De acordo com Igor Ferreira, assessor técnico da AFP, a associação - que é uma organização indígena do povo Kayapó-Mẽbêngôkre - atua na região sul do Pará, nas TIs Kayapó, Menkragnoti e Las Casas, há cerca de 20 anos, mas desde 2016 foi preciso implementar uma nova estratégia de monitoramento territorial, por conta do aumento exponencial das pressões de invasores.
"Um dos pilares dessa nova estratégia é o funcionamento das bases de vigilância em pontos de acesso estratégicos. Nelas, atuam equipes indígenas, com acompanhamento de equipes não-indígenas para assessoramento na parte logística e para estabelecer a comunicação da base com a cidade, onde está a coordenação", explica Igor.
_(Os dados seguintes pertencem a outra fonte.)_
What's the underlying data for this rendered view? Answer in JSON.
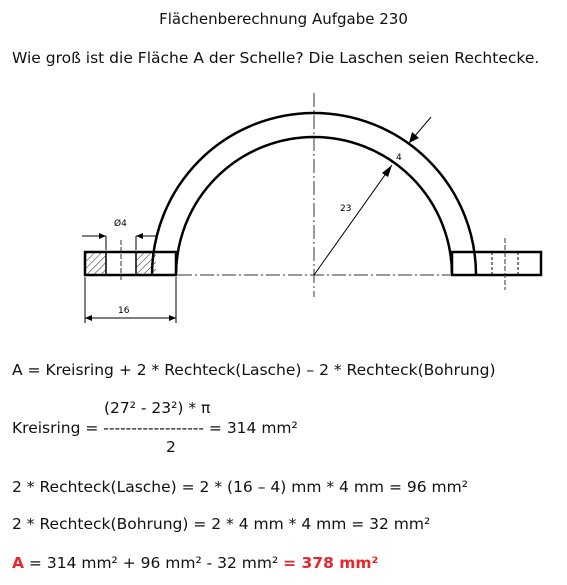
{
  "title": "Flächenberechnung Aufgabe 230",
  "question": "Wie groß ist die Fläche A der Schelle? Die Laschen seien Rechtecke.",
  "drawing": {
    "label_thickness": "4",
    "label_radius": "23",
    "label_hole": "Ø4",
    "label_width": "16"
  },
  "formula": {
    "main": "A = Kreisring + 2 * Rechteck(Lasche) – 2 * Rechteck(Bohrung)",
    "ring_numerator": "(27² - 23²) * π",
    "ring_lhs": "Kreisring = ------------------ = 314 mm²",
    "ring_denominator": "2",
    "lasche": "2 * Rechteck(Lasche) = 2 * (16 – 4) mm * 4 mm = 96 mm²",
    "bohrung": "2 * Rechteck(Bohrung) = 2 * 4 mm * 4 mm = 32 mm²",
    "result_label": "A",
    "result_middle": " = 314 mm² + 96 mm² - 32 mm² ",
    "result_value": "= 378 mm²"
  }
}
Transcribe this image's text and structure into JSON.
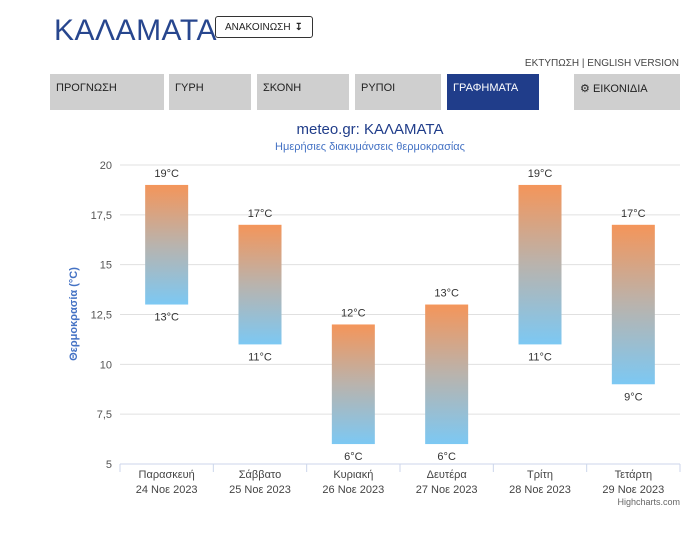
{
  "header": {
    "city": "ΚΑΛΑΜΑΤΑ",
    "announce_label": "ΑΝΑΚΟΙΝΩΣΗ",
    "print_label": "ΕΚΤΥΠΩΣΗ",
    "english_label": "ENGLISH VERSION"
  },
  "tabs": [
    {
      "label": "ΠΡΟΓΝΩΣΗ"
    },
    {
      "label": "ΓΥΡΗ"
    },
    {
      "label": "ΣΚΟΝΗ"
    },
    {
      "label": "ΡΥΠΟΙ"
    },
    {
      "label": "ΓΡΑΦΗΜΑΤΑ",
      "active": true
    },
    {
      "label": "ΕΙΚΟΝΙΔΙΑ",
      "icon": "gear-icon"
    }
  ],
  "chart_data": {
    "type": "bar",
    "title": "meteo.gr: ΚΑΛΑΜΑΤΑ",
    "subtitle": "Ημερήσιες διακυμάνσεις θερμοκρασίας",
    "ylabel": "Θερμοκρασία (°C)",
    "ylim": [
      5,
      20
    ],
    "yticks": [
      "5",
      "7,5",
      "10",
      "12,5",
      "15",
      "17,5",
      "20"
    ],
    "yticks_values": [
      5,
      7.5,
      10,
      12.5,
      15,
      17.5,
      20
    ],
    "categories": [
      {
        "day": "Παρασκευή",
        "date": "24 Νοε 2023"
      },
      {
        "day": "Σάββατο",
        "date": "25 Νοε 2023"
      },
      {
        "day": "Κυριακή",
        "date": "26 Νοε 2023"
      },
      {
        "day": "Δευτέρα",
        "date": "27 Νοε 2023"
      },
      {
        "day": "Τρίτη",
        "date": "28 Νοε 2023"
      },
      {
        "day": "Τετάρτη",
        "date": "29 Νοε 2023"
      }
    ],
    "series": [
      {
        "low": [
          13,
          11,
          6,
          6,
          11,
          9
        ],
        "high": [
          19,
          17,
          12,
          13,
          19,
          17
        ],
        "low_labels": [
          "13°C",
          "11°C",
          "6°C",
          "6°C",
          "11°C",
          "9°C"
        ],
        "high_labels": [
          "19°C",
          "17°C",
          "12°C",
          "13°C",
          "19°C",
          "17°C"
        ]
      }
    ],
    "colors": {
      "top": "#f4955a",
      "bottom": "#7cc8f3",
      "title": "#203d8a",
      "subtitle": "#4472c4"
    },
    "credit": "Highcharts.com"
  }
}
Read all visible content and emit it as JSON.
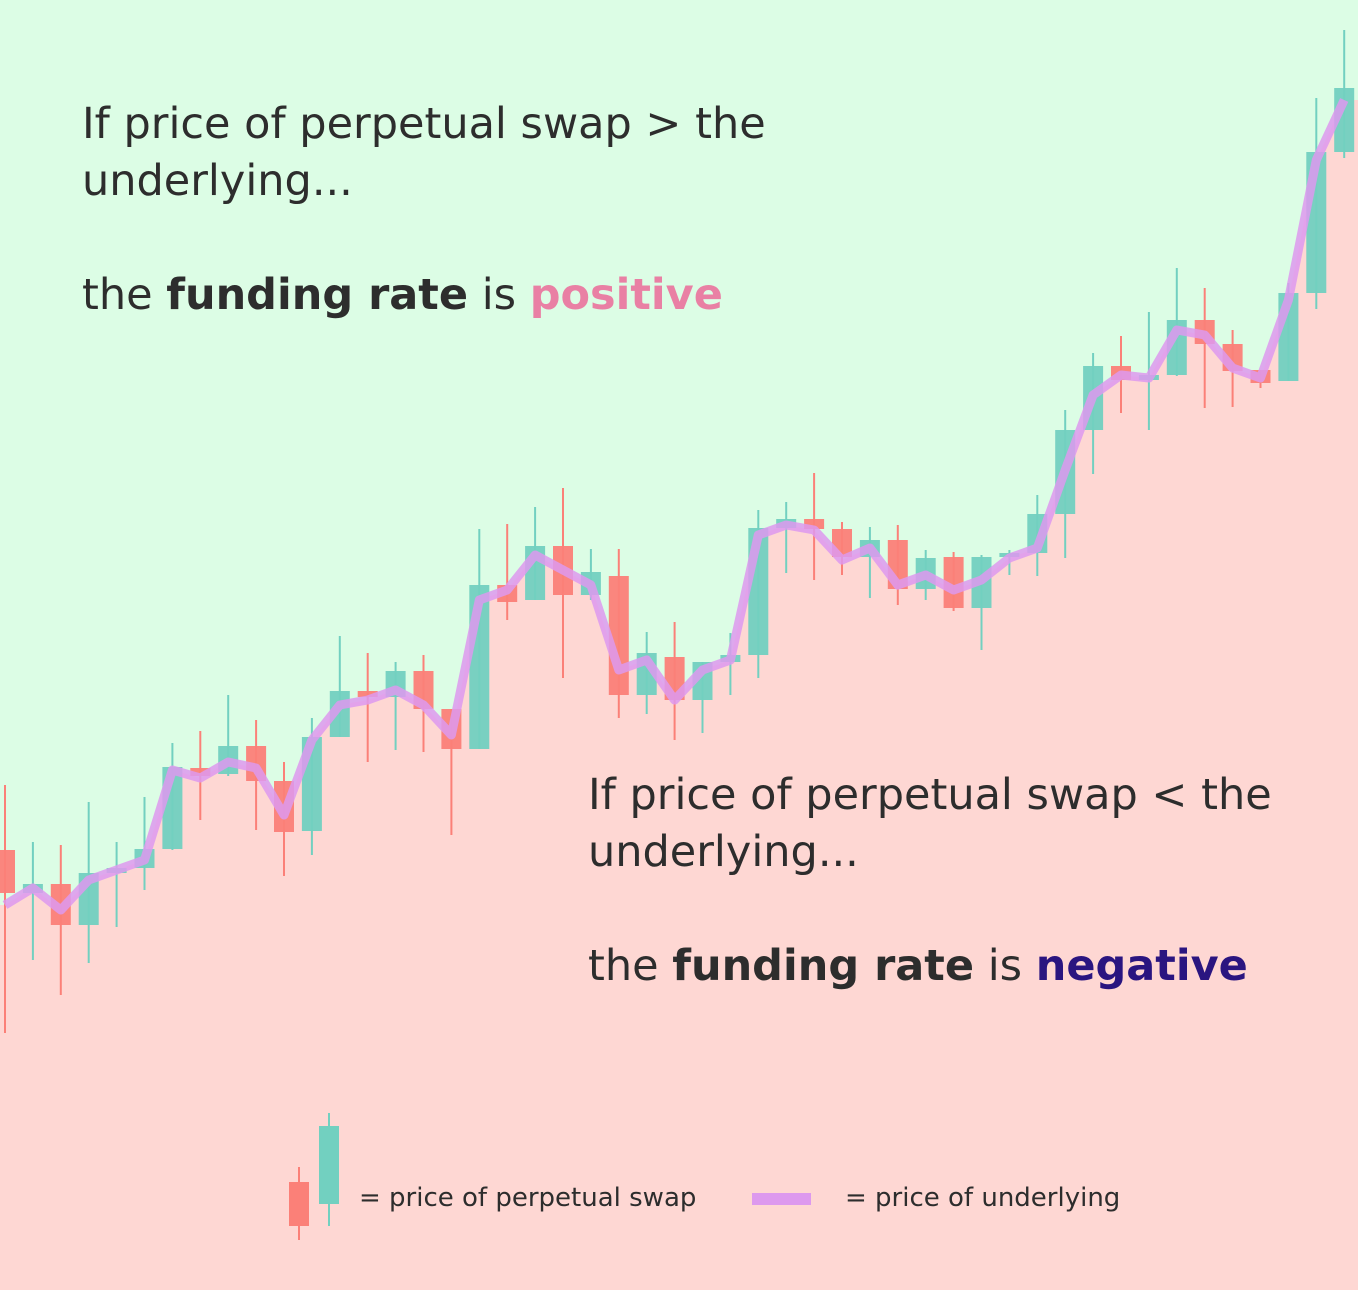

A AFP é uma organização indígena e toda sua diretoria e coordenação é composta por indígenas Kaiapó das aldeias associadas, com exceção de alguns assessores não-indígenas, segundo Igor, que coordena os cursos de formação de jovens para monitoramento e gestão territorial.
"No projeto, o WWF-Brasil entrou como um parceiro capaz de complementar essas estratégias que já vinham sendo adotadas e contribuiu de maneira muito importante para equiparmos as bases. Conseguimos, por exemplo, comprar motores para as expedições fluviais. O mais importante é que esses equipamentos poderão ser utilizados por vários anos. Também conseguimos garantir o funcionamento das bases por vários meses, com os recursos para pagamento dos indígenas", diz.
De acordo com Igor, as equipes indígenas das aldeias próximas as bases, mas localizadas no interior do território, revezam-se para operar as bases e recebem um pagamento pelo serviço: "Vemos isso como uma forma de pagamento pelos serviços ambientais que eles prestam. Assim, além de proteger o território, nossa ação também permite gerar uma renda para as comunidades que vivem ali."
Ele explica que, dentro das TIs da região, há aldeias que historicamente tiveram contato prévio com o garimpo, sofrendo um assédio constante até que se envolvessem na atividade. "Isso fragiliza muito o território. A geração de renda também é importante para reduzir o assédio e incentivar as comunidades que estão ali segurando o avanço do garimpo, de forma que possam fortalecer o trabalho de monitoramento que estão fazendo."
Na TI Kayapó e nos territórios vizinhos, a governança ambiental é historicamente muito fraca, destaca Igor. Ele explica que as pressões de invasores existem desde a década de 1970, mas foram aumentando com o passar dos anos. A partir de 2016, essa pressão explodiu, crescendo ainda mais a partir de 2019, quando teve início a atual gestão federal.
"Não apenas o ritmo das invasões está aumentando, mas o discurso favorável à exploração das terras indígenas está sendo legitimado, 'empoderando' os garimpeiros. Com isso, a pressão de cooptação de indígenas também está cada vez maior. A sensação de impunidade é cada vez maior e os conflitos também estão cada vez mais frequentes", diz Igor.